Submitted to: ARS Immunology Workshop
Publication Type: Abstract only
Publication Acceptance Date: 12/4/2003
Publication Date: 12/4/2003
Citation: Nonnecke, B.J., Foote, M.R., Miller, B.L., Fowler, M.A., Waters, W.R. 2003. Comparison of the adaptive immune response in neonatal and young adult dairy cattle utilizing a mycobacterium bovis bcg sensitization/ppdb challenge model [abstract]. ARS Immunology Workshop. Paper No. 70:63. Interpretive Summary:
Technical Abstract: Acquisition and modulation of immune competency in calves during the neonatal and postnatal period are not well described. The purpose of this study was to characterize age-related changes in the functional capacities of peripheral blood mononuclear cell (PBMC) and neutrophil populations from antigen-sensitized calves. Milk replacer-fed Holstein bull calves were nonvaccinated (n = 6, vaccination controls) or vaccinated subQ (n = 6) with an attenuated strain of Mycobacterium bovis [bacille Calmette Guerin (BCG)] at 1 and 7 wk of age. Yearling heifers (n=4, adult controls) were vaccinated and sampled concurrently with the calves.
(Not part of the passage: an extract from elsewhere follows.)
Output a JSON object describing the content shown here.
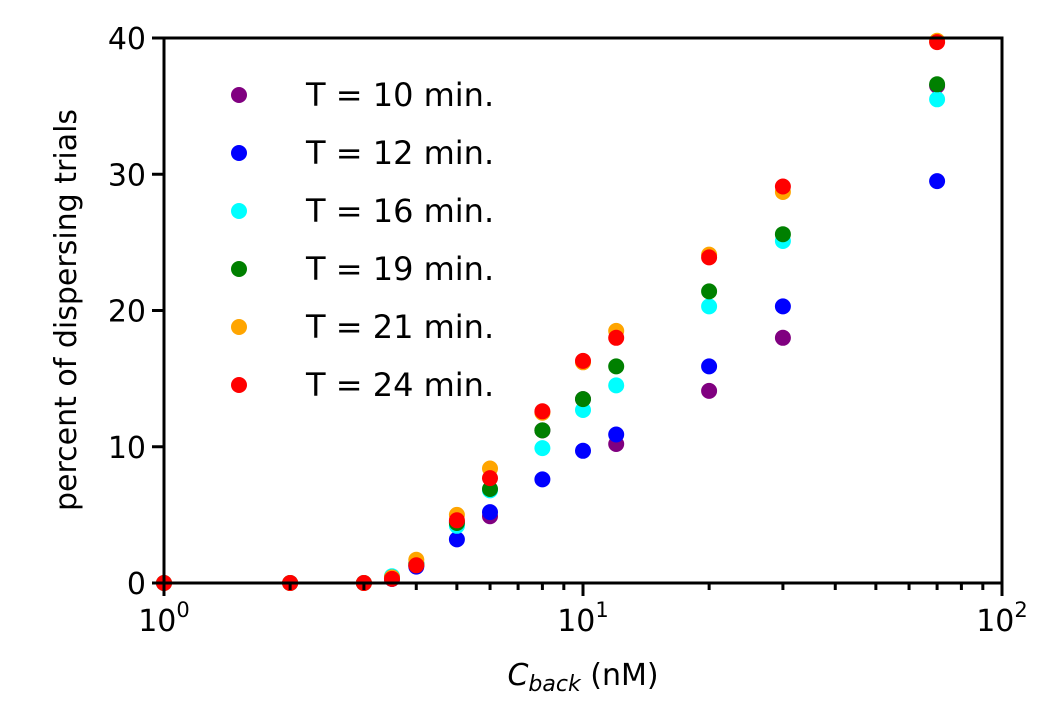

Functional capacities of PBMC (i.e. mitogen and antigen-induced DNA-synthesis, T cell subset proliferation, cytokine and NO production, IgG secretion) and neutrophil (iodination and cytochrome C reduction) populations collected at 0 (pre-vaccination), 2, 5, 6 (boosted), 7, 8 and 11 wk were evaluated in vitro. The phenotype of PBMC populations was characterized by flow cytometry. The responsiveness of PBMC from nonvaccinated and vaccinated calves to polyclonal stimulation frequently was lower than adult PBMC. Responses of PBMC from vaccinated calves to recall antigen (PPDb) were evident at >2 wk (3 wk of age) after primary vaccination. With the exception of antigen-induced DNA synthesis, most functions (T cell subset proliferation, TNF-alpha, IFN-gamma and NO secretion) of PBMC from vaccinated calves were comparable to or exceeded those of vaccinated adults. Changes in cervical skin-fold thickness after intradermal administration of PPD (wk 11) were significant and comparable in vaccinated calves and adults confirming the development of a robust cell-mediated immune response in vaccinated calves. In contrast, antigen-specific IgG responses (i.e. PPD-specific IgG in sera and supernatants from PPD-stimulated cultures) of vaccinated calves were minimal or nonexistent relative to adult responses suggesting the contribution of the B cell to the immune response is limited in young cattle. Nonvaccinated calves did not respond to recall antigen in vivo (i.e. cutaneous delayed-type hypersensitivity) or in vitro. Neutrophil functions were affected by age but not vaccination.